One of PunditBot’s intellectual forebears was this XKCD comic that comes up with “rules” about U.S. presidents that each president broke. “No one with a beard has been re-elected in peacetime… until Grant was.” Another is Tyler Vigen’s Spurious Correlations website which informs you that, as Americans’ per-capita cheese consumption has increased, so has the number of people who died by being tangled up in their bedsheets. (Does cheese cause your high-thread count doom? Or does hearing of your neighbors’ cottony death drive you to drown your sorrows in Brie?)

But What About the Future of Journalism

Wait a minute, Jeremy, I thought you said robots have nothing to say, but PunditBot says at least five things a week. Could robot-generated investigations be a model for journalism? Not really. All of the predictions that PunditBot generates are true, but only in the sense that trivia is true.

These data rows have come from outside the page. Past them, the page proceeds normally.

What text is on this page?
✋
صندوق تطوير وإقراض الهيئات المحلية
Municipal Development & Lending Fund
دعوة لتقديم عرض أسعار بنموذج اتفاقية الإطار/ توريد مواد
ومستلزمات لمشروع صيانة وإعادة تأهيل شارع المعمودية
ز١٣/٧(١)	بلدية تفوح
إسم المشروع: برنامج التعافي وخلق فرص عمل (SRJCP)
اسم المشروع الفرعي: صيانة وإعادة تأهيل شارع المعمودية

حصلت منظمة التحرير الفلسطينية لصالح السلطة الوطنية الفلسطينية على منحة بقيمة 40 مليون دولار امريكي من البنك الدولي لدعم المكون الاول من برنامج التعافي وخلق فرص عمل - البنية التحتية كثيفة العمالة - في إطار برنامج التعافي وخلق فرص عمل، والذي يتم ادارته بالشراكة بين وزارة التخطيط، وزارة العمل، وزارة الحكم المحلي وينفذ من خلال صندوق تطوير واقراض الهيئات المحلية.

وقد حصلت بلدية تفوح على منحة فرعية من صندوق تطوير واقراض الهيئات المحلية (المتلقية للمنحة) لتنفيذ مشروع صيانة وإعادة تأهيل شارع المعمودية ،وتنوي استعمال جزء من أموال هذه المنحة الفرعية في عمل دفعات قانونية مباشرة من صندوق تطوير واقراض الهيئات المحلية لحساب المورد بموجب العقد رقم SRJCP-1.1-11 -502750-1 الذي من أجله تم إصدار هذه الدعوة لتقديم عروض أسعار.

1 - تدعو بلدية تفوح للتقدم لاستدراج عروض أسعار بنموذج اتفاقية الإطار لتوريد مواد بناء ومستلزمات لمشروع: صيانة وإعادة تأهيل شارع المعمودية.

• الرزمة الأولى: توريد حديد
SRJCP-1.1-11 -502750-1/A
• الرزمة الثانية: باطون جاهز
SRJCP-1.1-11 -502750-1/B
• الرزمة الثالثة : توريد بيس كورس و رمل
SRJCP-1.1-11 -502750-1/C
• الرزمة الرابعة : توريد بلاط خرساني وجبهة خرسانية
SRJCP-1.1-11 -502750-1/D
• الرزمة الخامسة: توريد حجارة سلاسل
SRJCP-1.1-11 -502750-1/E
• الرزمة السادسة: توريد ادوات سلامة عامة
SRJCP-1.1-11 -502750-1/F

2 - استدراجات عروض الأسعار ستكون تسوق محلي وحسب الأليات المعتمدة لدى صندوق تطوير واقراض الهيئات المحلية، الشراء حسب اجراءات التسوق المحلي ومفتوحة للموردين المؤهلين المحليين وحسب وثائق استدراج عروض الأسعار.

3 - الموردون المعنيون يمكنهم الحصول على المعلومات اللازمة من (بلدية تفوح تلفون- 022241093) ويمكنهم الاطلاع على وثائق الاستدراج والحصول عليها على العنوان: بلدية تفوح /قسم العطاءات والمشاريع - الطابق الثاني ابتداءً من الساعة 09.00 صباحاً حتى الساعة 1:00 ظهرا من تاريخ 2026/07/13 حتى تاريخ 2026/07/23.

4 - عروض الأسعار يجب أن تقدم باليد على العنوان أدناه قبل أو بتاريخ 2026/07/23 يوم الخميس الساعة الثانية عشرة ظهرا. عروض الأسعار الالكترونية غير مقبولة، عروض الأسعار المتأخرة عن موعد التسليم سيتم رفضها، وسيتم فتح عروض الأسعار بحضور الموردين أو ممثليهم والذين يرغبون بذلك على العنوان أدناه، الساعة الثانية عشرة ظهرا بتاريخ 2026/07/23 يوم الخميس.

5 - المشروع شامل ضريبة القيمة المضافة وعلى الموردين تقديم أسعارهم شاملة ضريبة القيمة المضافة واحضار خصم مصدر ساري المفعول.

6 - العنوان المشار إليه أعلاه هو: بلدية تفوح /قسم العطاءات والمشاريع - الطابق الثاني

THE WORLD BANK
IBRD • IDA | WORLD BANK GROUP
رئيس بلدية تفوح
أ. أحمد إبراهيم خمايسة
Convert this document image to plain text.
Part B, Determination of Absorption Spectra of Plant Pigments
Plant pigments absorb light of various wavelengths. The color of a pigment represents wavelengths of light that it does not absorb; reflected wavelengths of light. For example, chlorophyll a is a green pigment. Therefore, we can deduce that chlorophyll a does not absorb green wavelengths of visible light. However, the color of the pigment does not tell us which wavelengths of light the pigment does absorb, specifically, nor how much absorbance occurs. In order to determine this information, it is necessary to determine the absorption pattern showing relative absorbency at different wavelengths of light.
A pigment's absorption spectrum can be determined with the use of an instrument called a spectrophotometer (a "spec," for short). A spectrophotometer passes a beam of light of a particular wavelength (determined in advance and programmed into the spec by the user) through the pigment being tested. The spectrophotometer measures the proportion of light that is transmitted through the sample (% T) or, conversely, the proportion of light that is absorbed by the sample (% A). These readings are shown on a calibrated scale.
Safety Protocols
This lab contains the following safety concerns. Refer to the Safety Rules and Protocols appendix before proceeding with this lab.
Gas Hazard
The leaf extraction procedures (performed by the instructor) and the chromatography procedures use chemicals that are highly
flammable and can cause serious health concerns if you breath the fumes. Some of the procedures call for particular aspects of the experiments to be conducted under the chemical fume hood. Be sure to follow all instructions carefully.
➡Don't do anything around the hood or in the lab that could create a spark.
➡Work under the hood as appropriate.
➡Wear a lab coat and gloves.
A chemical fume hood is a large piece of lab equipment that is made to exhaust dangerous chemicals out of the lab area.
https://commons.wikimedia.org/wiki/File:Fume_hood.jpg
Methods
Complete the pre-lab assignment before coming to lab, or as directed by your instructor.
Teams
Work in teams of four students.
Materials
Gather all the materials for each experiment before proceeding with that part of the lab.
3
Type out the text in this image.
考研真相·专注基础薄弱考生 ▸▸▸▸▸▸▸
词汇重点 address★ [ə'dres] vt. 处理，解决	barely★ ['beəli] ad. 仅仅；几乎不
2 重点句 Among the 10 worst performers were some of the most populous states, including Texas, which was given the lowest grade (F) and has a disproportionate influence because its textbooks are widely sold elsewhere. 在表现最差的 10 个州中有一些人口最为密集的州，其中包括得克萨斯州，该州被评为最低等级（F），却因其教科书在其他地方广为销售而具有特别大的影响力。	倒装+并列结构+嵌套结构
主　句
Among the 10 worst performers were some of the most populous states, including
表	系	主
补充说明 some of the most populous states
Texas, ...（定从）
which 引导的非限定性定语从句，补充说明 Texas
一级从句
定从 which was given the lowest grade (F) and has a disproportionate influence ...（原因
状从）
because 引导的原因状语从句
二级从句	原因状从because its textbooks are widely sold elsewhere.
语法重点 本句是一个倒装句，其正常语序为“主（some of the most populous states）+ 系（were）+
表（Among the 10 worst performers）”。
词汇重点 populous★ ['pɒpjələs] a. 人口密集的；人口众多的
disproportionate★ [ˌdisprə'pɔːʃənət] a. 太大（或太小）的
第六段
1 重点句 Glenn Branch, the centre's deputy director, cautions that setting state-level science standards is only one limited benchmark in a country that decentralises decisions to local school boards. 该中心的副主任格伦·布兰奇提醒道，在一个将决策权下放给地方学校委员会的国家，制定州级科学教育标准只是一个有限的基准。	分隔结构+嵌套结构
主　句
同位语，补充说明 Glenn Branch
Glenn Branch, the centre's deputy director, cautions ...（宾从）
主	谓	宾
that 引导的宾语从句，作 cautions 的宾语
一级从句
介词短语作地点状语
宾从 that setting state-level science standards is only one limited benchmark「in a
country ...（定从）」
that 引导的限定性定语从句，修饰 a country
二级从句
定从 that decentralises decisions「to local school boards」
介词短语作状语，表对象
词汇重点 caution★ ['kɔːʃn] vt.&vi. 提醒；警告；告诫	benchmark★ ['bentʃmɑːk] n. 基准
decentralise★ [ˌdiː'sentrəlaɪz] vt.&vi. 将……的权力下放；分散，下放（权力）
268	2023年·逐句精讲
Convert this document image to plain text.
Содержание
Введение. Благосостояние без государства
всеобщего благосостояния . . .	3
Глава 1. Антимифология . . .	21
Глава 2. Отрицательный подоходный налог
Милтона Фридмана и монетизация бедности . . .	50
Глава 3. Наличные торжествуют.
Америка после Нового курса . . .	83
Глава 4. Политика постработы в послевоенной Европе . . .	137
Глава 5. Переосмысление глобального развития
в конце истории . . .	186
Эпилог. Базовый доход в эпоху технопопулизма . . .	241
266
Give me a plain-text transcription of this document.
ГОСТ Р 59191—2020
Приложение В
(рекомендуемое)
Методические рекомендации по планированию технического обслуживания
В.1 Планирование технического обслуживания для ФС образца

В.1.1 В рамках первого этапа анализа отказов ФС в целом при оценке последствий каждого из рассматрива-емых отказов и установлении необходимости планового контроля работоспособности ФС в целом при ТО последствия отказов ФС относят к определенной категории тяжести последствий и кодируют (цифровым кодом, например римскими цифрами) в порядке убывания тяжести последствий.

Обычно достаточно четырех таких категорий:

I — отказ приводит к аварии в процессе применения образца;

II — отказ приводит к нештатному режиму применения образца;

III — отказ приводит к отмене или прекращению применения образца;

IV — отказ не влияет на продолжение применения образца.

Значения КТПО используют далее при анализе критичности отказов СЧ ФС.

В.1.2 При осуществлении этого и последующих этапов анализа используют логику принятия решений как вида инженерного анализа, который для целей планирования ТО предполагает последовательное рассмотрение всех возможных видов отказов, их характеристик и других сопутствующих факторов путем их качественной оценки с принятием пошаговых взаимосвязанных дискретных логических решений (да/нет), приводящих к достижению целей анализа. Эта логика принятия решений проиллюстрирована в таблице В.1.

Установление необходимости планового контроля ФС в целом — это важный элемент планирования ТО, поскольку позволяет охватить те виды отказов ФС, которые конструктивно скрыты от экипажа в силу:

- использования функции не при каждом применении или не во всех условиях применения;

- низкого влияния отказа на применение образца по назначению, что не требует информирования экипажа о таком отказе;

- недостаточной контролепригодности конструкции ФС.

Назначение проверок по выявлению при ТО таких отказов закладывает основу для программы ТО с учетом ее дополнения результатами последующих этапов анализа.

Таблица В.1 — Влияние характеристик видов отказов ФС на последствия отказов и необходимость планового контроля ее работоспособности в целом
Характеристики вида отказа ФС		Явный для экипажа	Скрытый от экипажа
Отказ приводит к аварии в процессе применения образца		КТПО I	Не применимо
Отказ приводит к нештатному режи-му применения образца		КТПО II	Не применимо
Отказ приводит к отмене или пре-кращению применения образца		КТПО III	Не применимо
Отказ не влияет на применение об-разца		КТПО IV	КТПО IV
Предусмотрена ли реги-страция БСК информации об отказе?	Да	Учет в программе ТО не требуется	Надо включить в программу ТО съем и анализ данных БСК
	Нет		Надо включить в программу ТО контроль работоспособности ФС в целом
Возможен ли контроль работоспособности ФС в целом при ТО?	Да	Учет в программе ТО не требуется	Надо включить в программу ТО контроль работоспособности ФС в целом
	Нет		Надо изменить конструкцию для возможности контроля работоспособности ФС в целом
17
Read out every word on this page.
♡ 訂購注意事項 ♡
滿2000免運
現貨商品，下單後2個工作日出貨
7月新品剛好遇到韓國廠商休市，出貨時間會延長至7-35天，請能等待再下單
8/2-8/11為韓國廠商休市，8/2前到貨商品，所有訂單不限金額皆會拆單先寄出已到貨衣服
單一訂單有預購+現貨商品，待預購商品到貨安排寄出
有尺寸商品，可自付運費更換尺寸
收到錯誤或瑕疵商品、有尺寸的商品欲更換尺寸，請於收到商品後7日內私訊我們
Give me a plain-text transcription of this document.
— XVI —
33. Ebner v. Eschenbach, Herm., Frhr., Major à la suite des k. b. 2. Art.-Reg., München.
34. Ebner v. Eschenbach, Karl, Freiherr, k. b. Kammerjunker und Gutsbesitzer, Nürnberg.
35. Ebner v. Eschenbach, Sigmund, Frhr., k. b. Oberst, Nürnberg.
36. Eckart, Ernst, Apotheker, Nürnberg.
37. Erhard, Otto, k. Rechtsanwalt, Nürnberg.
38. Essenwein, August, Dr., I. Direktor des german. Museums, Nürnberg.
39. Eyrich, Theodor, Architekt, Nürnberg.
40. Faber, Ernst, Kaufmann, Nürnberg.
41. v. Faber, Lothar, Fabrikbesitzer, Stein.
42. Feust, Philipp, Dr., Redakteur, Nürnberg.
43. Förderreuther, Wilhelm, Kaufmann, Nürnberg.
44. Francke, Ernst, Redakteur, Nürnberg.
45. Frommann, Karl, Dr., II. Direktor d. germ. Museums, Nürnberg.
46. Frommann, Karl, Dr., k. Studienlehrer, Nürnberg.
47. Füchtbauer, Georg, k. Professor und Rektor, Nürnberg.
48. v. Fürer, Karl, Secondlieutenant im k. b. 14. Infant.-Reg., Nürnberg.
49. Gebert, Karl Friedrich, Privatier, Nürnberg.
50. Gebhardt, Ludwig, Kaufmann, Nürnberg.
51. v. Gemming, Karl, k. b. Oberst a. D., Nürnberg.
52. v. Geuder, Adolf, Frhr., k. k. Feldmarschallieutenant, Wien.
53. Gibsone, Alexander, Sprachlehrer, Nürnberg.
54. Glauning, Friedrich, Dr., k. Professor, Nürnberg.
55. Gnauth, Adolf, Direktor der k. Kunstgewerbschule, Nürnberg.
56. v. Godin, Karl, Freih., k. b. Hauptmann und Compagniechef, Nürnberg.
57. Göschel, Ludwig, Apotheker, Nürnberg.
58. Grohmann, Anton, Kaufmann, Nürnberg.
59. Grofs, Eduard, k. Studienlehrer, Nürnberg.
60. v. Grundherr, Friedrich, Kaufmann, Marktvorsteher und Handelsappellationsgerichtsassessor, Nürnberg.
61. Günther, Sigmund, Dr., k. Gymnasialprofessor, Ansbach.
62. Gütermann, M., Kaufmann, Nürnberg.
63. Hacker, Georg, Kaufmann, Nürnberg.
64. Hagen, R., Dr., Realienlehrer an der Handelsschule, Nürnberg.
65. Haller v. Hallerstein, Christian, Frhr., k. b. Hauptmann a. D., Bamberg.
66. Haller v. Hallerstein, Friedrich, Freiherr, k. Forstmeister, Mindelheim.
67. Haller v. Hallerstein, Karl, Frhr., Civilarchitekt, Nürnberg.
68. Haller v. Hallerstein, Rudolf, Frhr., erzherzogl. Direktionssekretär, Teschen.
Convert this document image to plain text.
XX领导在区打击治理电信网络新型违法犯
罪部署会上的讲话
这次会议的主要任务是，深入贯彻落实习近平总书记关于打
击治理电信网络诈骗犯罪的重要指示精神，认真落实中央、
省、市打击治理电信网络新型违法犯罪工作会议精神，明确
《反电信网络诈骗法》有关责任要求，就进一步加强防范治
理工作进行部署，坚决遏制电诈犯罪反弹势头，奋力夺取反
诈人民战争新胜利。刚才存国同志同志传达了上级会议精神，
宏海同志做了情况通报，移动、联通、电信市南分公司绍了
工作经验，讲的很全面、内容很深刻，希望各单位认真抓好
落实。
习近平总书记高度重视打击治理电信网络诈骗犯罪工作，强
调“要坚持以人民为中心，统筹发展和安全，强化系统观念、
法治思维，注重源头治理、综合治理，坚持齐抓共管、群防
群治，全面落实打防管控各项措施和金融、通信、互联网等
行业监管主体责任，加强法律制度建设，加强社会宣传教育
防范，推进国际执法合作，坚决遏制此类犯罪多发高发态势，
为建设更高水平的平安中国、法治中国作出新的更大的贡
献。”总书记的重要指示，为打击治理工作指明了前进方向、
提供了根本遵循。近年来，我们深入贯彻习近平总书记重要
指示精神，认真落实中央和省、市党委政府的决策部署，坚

You can’t learn anything about elections beyond the surface meaning of the tweet.

The difference between the Super Bowl attendance tweet and, say, a prediction about how the Democrats tend to win the White House when the age of the average voter is low is that there’s a plausible mechanism for the age claim to cause a Democratic victory: younger voters are likely to be liberals.

You know already that correlation doesn’t equal causation. It doesn’t even equal predictive power. PunditBot can demonstrate that X correlates with Y. But to prove that X can predict Y, you need, at the very least, a plausible mechanism by which, either, changes in X would affect Y directly, or that there’s some third factor that changes both X and Y.

Unlike the average voter’s age, there’s no plausible way that the parity of the sum of Super Bowl attendence’s digits could reflect an underlying third factor that could cause the Republicans to win control of the House.

Even if you fed PunditBot datasets with more plausible mechanisms for relating to elections—maybe sector-by-sector unemployment data or fine-grained trade data—its results would still be unreliable. All PunditBot can find is chance correlation. It takes a real human being, with domain knowledge, a motivation rooted in a sense of right and wrong, and probably a working telephone, to find anything deeper.

Even “expert systems,” with a human expert’s knowledge encoded inside them, are still finding coincidences and rely on human camp counselors to figure out whether the coincidence reflects something meaningful or whether it’s the result of some other factor not built into the supposedly expert system.

More optimistically, I think there’s a place for robots—even ones that are not any more complex than PunditBot—to automatically produce tweet-length journalism that matters. For instance, alerts about increased crime in your neighborhood don’t require that much expert knowledge—one murder is a bigger deal than a few cases of vandalism, but a big spike of vandalism is still news. But, to ask the question of whether a neighbor decided to report even old tags to the police or whether there is truly a brand-new coterie of crappy teen artists roaming the neighborhood, to investigate the numerical fact the robot found, there still needs to be a human being in the loop. Otherwise you’ll be obsessed with soybeans.